Bars are illustrative, scaled to the company's own claim. The flinch in the finance team is not illustrative.
Then there are the names. Framestore, the visual-effects studio behind films you have definitely seen, and INEOS, the petrochemicals giant, both appear as PerchPeek clients. Enterprises do not hand their relocating staff to a startup casually; the move is too personal and too expensive to get wrong. That those companies signed on is its own kind of proof.
"Help anyone work from anywhere."
PerchPeek's mission is easy to say and hard to deliver: make great relocation support accessible to everyone. Historically, white-glove relocation was a perk for senior executives. Everyone else got a lump sum and a "good luck." By driving the cost down and the software up, PerchPeek is arguing that the concierge treatment can scale to the engineer, the nurse, the analyst - not just the VP.
That is the version of "democratizing" that actually means something. It is not a slogan about access in the abstract; it is a unit-economics claim that the good version of moving can be cheap enough to give to everyone a company relocates. Whether the industry agrees is a question the next few years will answer.
Work is not getting less global. Companies will keep hiring across borders, and every cross-border hire is a move waiting to happen. The friction in that move - the cost, the paperwork, the loneliness of a new city - is a tax on talent mobility. Whoever lowers that tax helps shape where the next decade of work actually happens. PerchPeek is making a focused, unflashy bid to be that company.
There are honest caveats. PerchPeek is a startup competing against entrenched incumbents with deep enterprise relationships. The "70% cheaper" and "4.9/5" figures come from the company, and a skeptical reader should hold them as claims, not gospel. The category is crowded with other mobility platforms making adjacent bets. None of that is disqualifying. All of it is the normal weather a young company moves through.

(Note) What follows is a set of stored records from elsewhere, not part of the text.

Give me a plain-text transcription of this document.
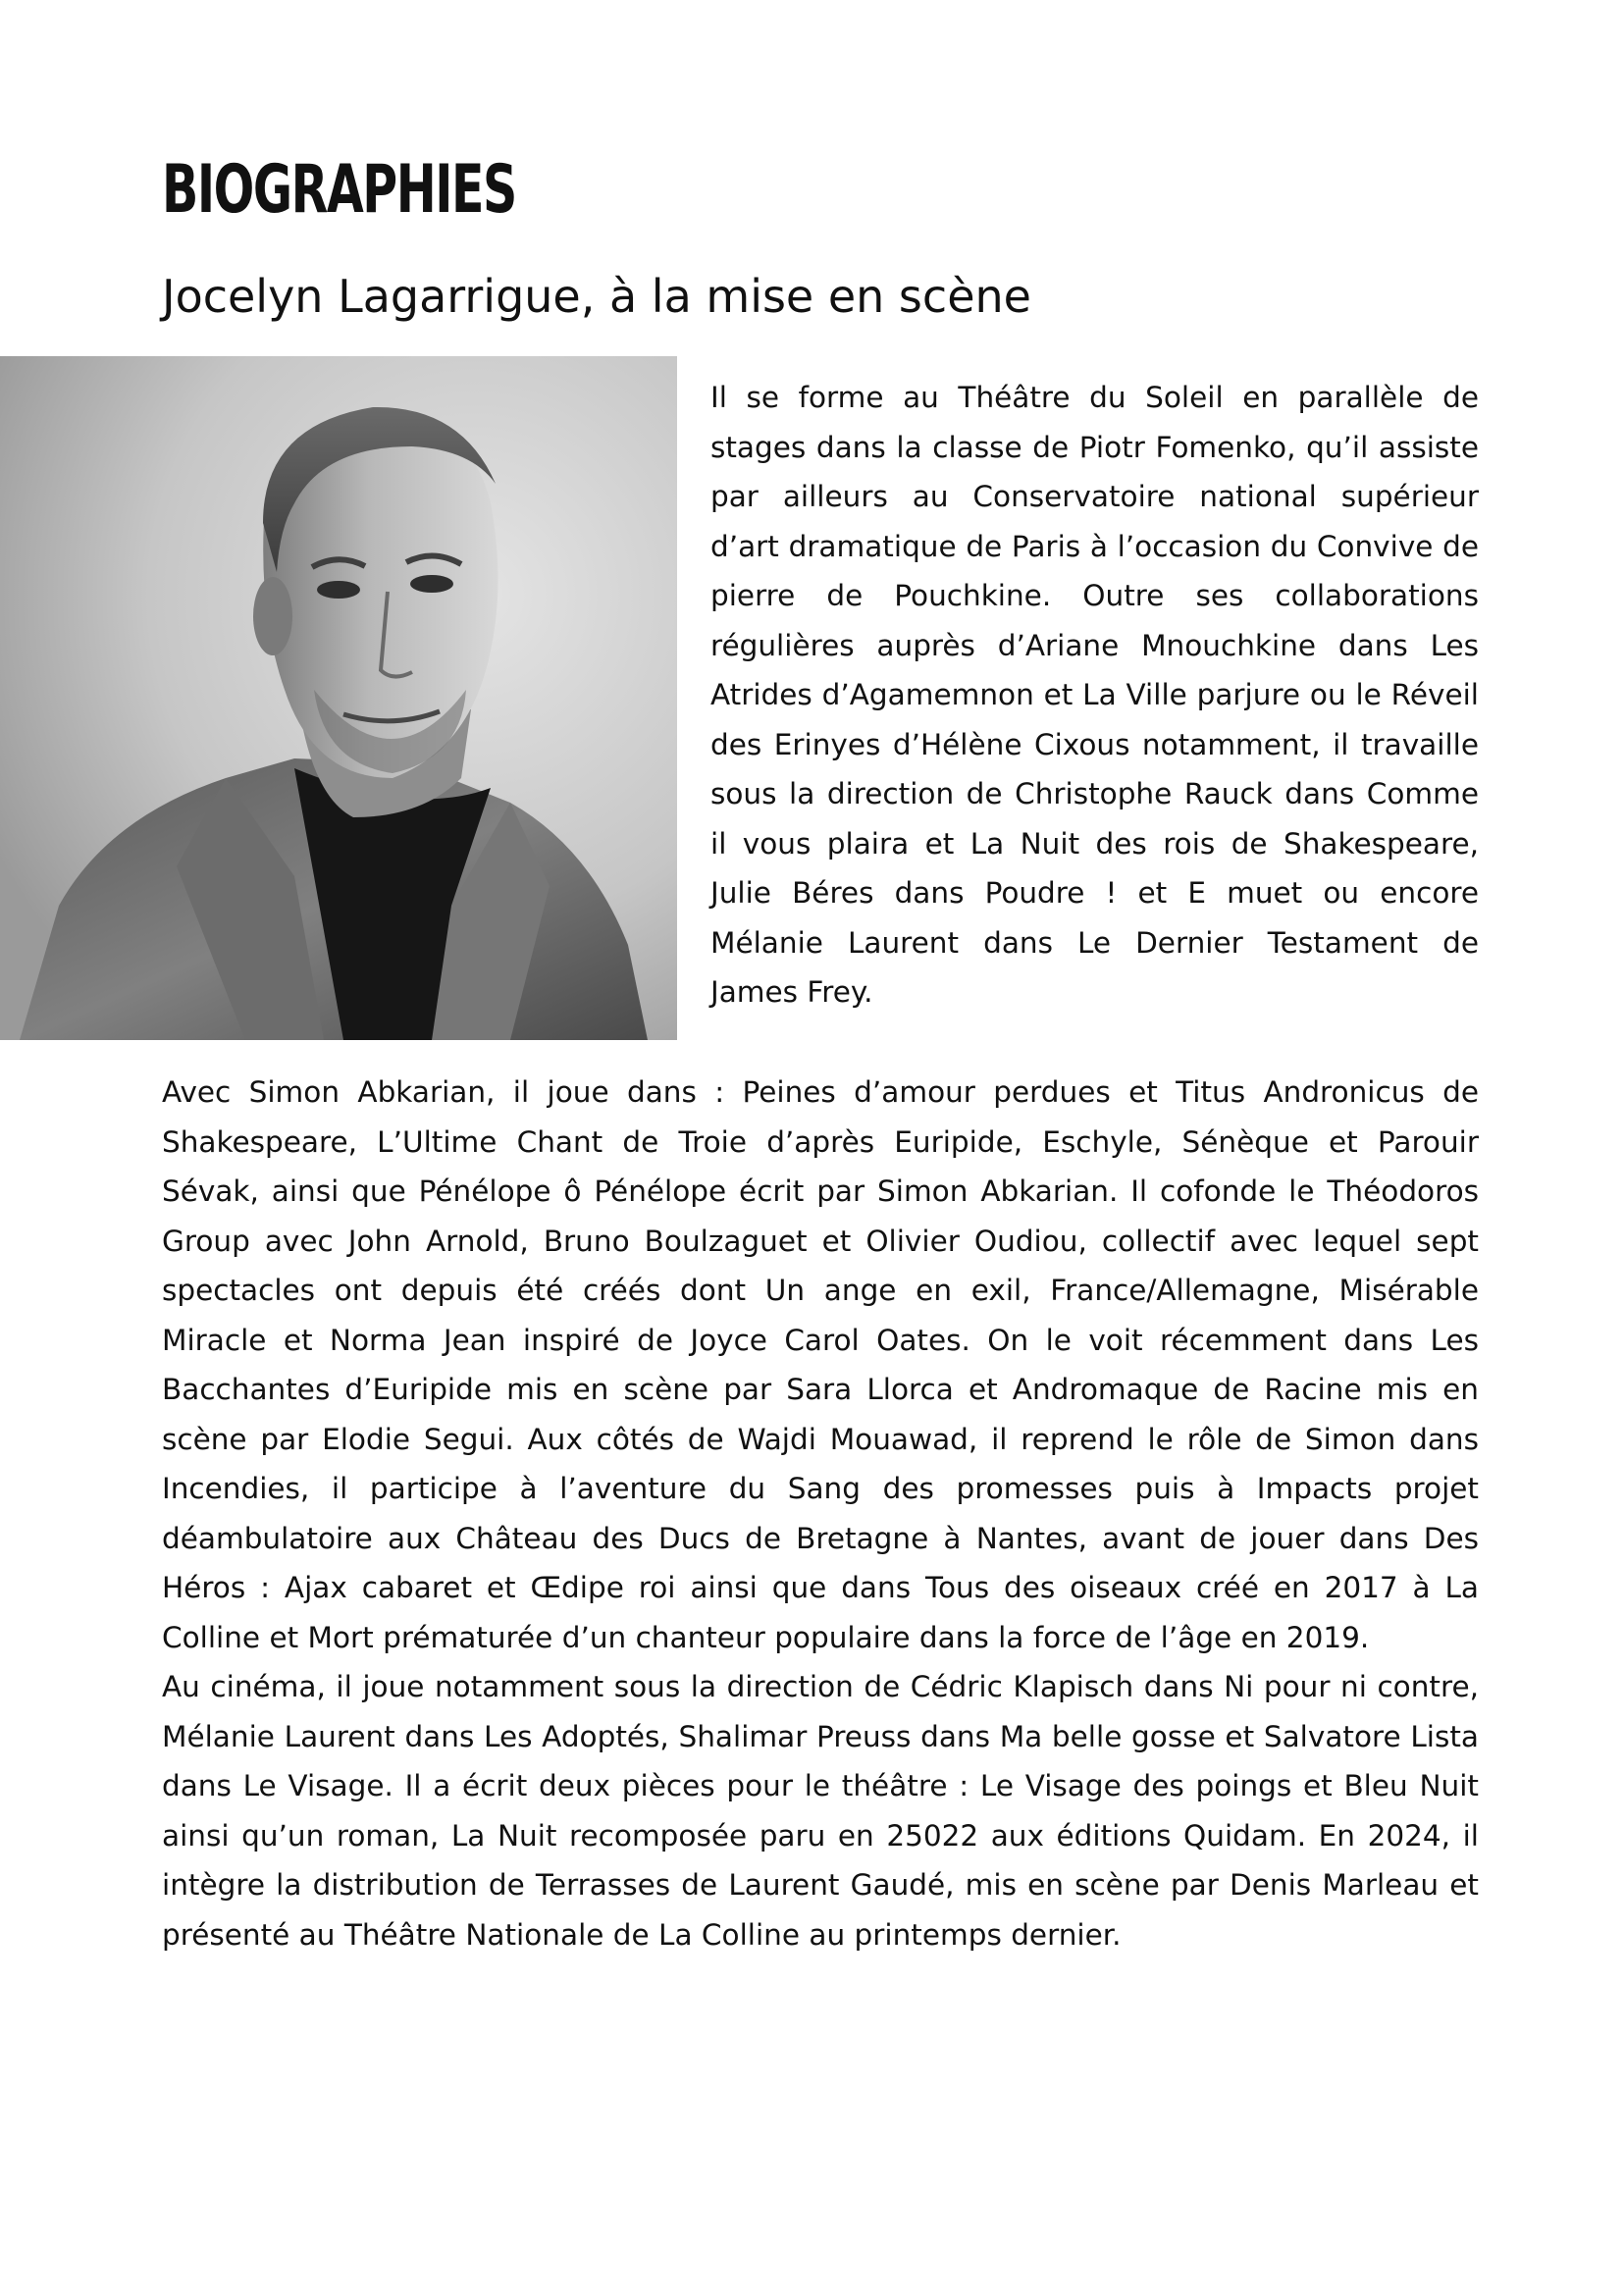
BIOGRAPHIES
Jocelyn Lagarrigue, à la mise en scène

Il se forme au Théâtre du Soleil en parallèle de stages dans la classe de Piotr Fomenko, qu’il assiste par ailleurs au Conservatoire national supérieur d’art dramatique de Paris à l’occasion du Convive de pierre de Pouchkine. Outre ses collaborations régulières auprès d’Ariane Mnouchkine dans Les Atrides d’Agamemnon et La Ville parjure ou le Réveil des Erinyes d’Hélène Cixous notamment, il travaille sous la direction de Christophe Rauck dans Comme il vous plaira et La Nuit des rois de Shakespeare, Julie Béres dans Poudre ! et E muet ou encore Mélanie Laurent dans Le Dernier Testament de James Frey.

Avec Simon Abkarian, il joue dans : Peines d’amour perdues et Titus Andronicus de Shakespeare, L’Ultime Chant de Troie d’après Euripide, Eschyle, Sénèque et Parouir Sévak, ainsi que Pénélope ô Pénélope écrit par Simon Abkarian. Il cofonde le Théodoros Group avec John Arnold, Bruno Boulzaguet et Olivier Oudiou, collectif avec lequel sept spectacles ont depuis été créés dont Un ange en exil, France/Allemagne, Misérable Miracle et Norma Jean inspiré de Joyce Carol Oates. On le voit récemment dans Les Bacchantes d’Euripide mis en scène par Sara Llorca et Andromaque de Racine mis en scène par Elodie Segui. Aux côtés de Wajdi Mouawad, il reprend le rôle de Simon dans Incendies, il participe à l’aventure du Sang des promesses puis à Impacts projet déambulatoire aux Château des Ducs de Bretagne à Nantes, avant de jouer dans Des Héros : Ajax cabaret et Œdipe roi ainsi que dans Tous des oiseaux créé en 2017 à La Colline et Mort prématurée d’un chanteur populaire dans la force de l’âge en 2019.

Au cinéma, il joue notamment sous la direction de Cédric Klapisch dans Ni pour ni contre, Mélanie Laurent dans Les Adoptés, Shalimar Preuss dans Ma belle gosse et Salvatore Lista dans Le Visage. Il a écrit deux pièces pour le théâtre : Le Visage des poings et Bleu Nuit ainsi qu’un roman, La Nuit recomposée paru en 25022 aux éditions Quidam. En 2024, il intègre la distribution de Terrasses de Laurent Gaudé, mis en scène par Denis Marleau et présenté au Théâtre Nationale de La Colline au printemps dernier.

So return to that engineer in Berlin. She lands. Her apartment is the one she swiped on three weeks ago. Her visa cleared because someone organized it. Her expenses are logged in an app, not a shoebox. Back at headquarters, her HR lead can see - on a dashboard - that she has arrived, settled, and rated the experience near-perfect. The move that used to be a paper avalanche is now a notification that says "done." That is the whole company, in one screen. The bird did the paperwork.
No binder. No flinching invoice. Just a cat that survived the flight and a tab marked "complete."